Joint PP-PS Inversion
Flexible joint inversion scheme for shear-wave data
Improve confidence by combining a range of P-wave and S-wave data for different inversion goals.
Amplitude-variation-with-offset (AVO) seismic inversion has been used extensively in hydrocarbon exploration over the past two decades. Traditional AVO analysis involves computation of the AVO intercept, gradient, and higher-order AVO term from a fit of P-wave reflection amplitude to the sine square of the angle of incidence. This fit is based on the approximate P-wave reflection coefficient formulation in intercept-gradient form, given by Bortfeld (1961) and Shuey (1985), among others. Under the assumption of a background PS velocity ratio, the AVO intercept and gradient values can also be combined to obtain additional AVO attributes such as the pseudo-S-wave data and Poisson’s ratio contrast.
AVO intercept and pseudo-S-wave data are also used in conjunction with prestack waveform inversion (PSWI) in a hybrid inversion scheme. Hybrid inversion is a combination of prestack and poststack inversion methodologies. This combination enables efficient inversion of large data volumes when well information is not available.
All AVO and inversion work is consistent with well log and vertical seismic profile (VSP) data. Integration of all types of data—seismic, geological, borehole, rock physics, and petrophysics—is the cornerstone of our AVO inversion process. The outputs are high-resolution absolute acoustic and shear impedance and density volumes consistent with the seismic data and the well log data.
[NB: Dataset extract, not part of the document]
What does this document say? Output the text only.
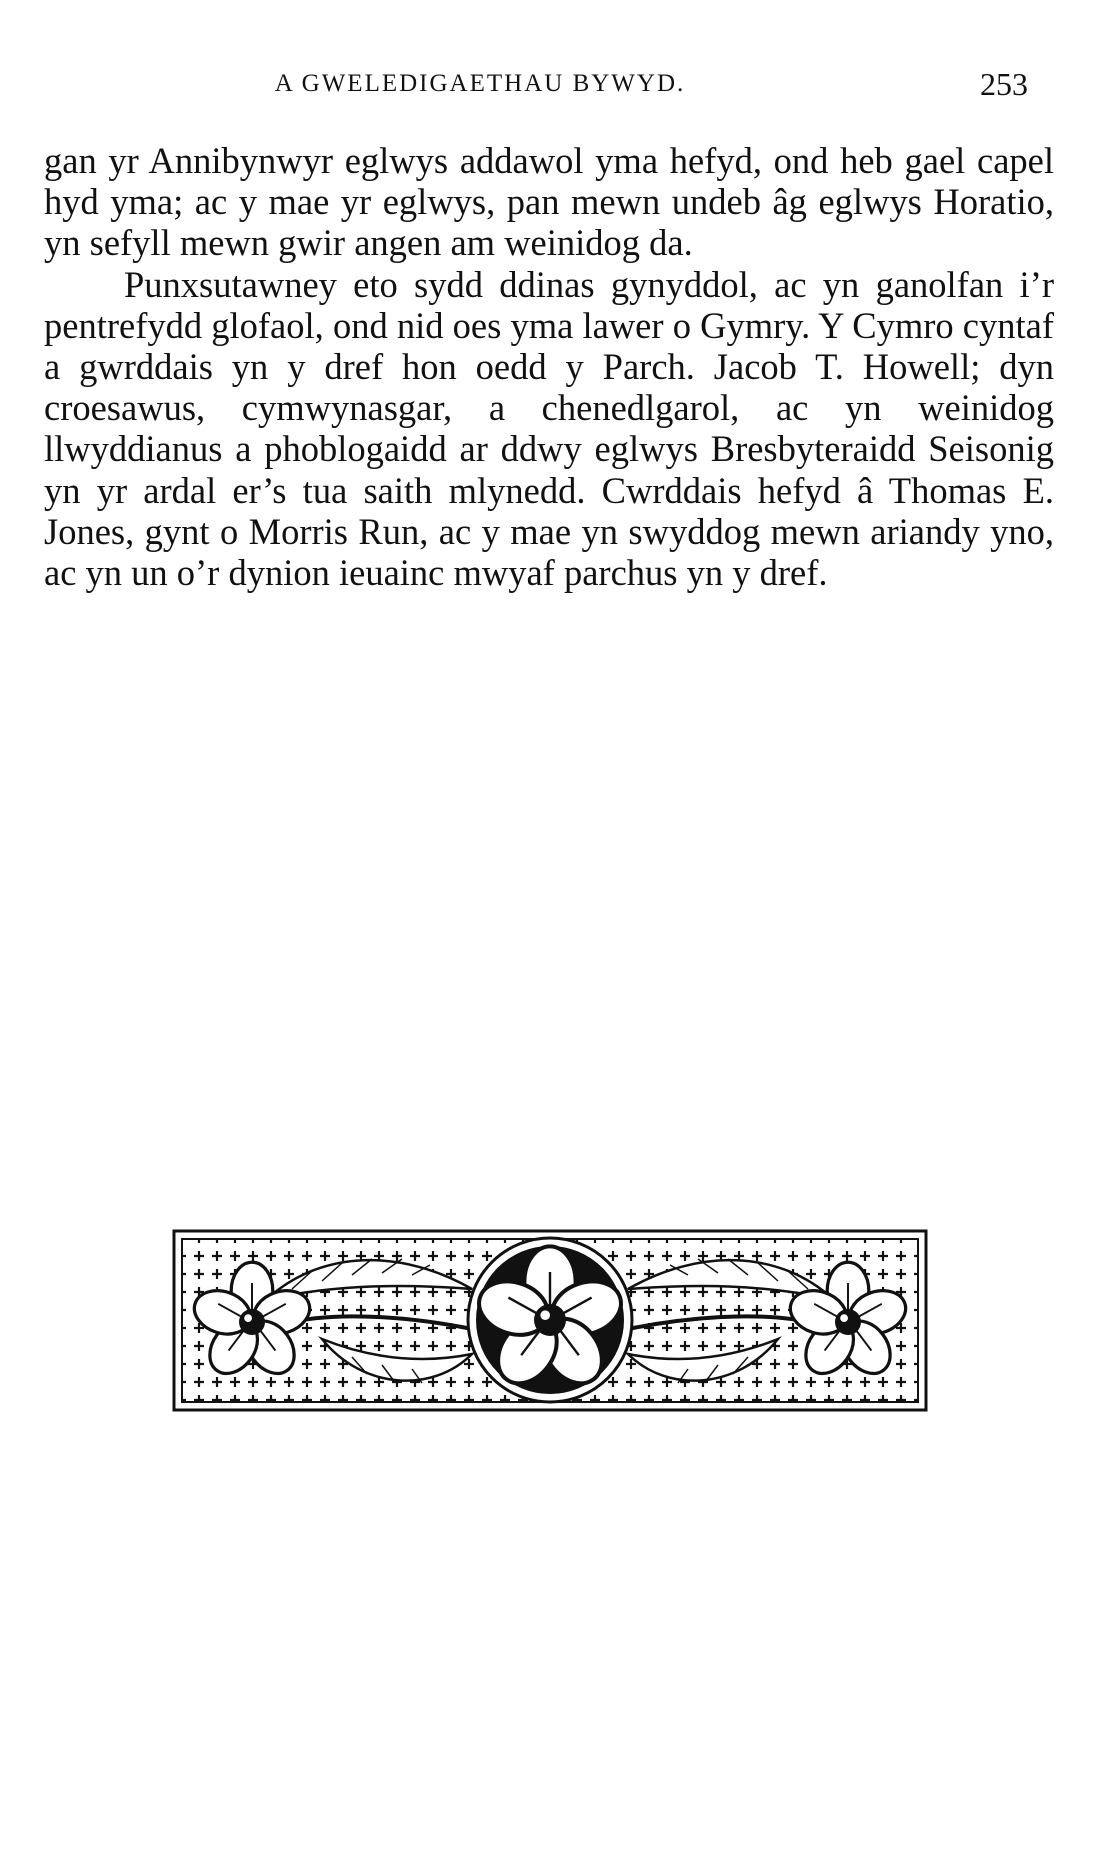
A GWELEDIGAETHAU BYWYD.	253

gan yr Annibynwyr eglwys addawol yma hefyd, ond heb gael capel hyd yma; ac y mae yr eglwys, pan mewn undeb âg eglwys Horatio, yn sefyll mewn gwir angen am weinidog da.

Punxsutawney eto sydd ddinas gynyddol, ac yn ganolfan i’r pentrefydd glofaol, ond nid oes yma lawer o Gymry. Y Cymro cyntaf a gwrddais yn y dref hon oedd y Parch. Jacob T. Howell; dyn croesawus, cymwynasgar, a chenedlgarol, ac yn weinidog llwyddianus a phoblogaidd ar ddwy eglwys Bresbyteraidd Seisonig yn yr ardal er’s tua saith mlynedd. Cwrddais hefyd â Thomas E. Jones, gynt o Morris Run, ac y mae yn swyddog mewn ariandy yno, ac yn un o’r dynion ieuainc mwyaf parchus yn y dref.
The inverted elastic parameter volumes are used for detailed interpretation of lithofacies and pore-fluid content in the subsurface. Combined with rock physics modeling and rock property mapping through lithology classification (Bachrach et al., 2004) and joint porosity-saturation inversion, the method provides a powerful tool for quantitative reservoir description and characterization. The results are the most-probable lithology classification, porosity, and saturation with uncertainties of prediction at every sample point in the 3D volume.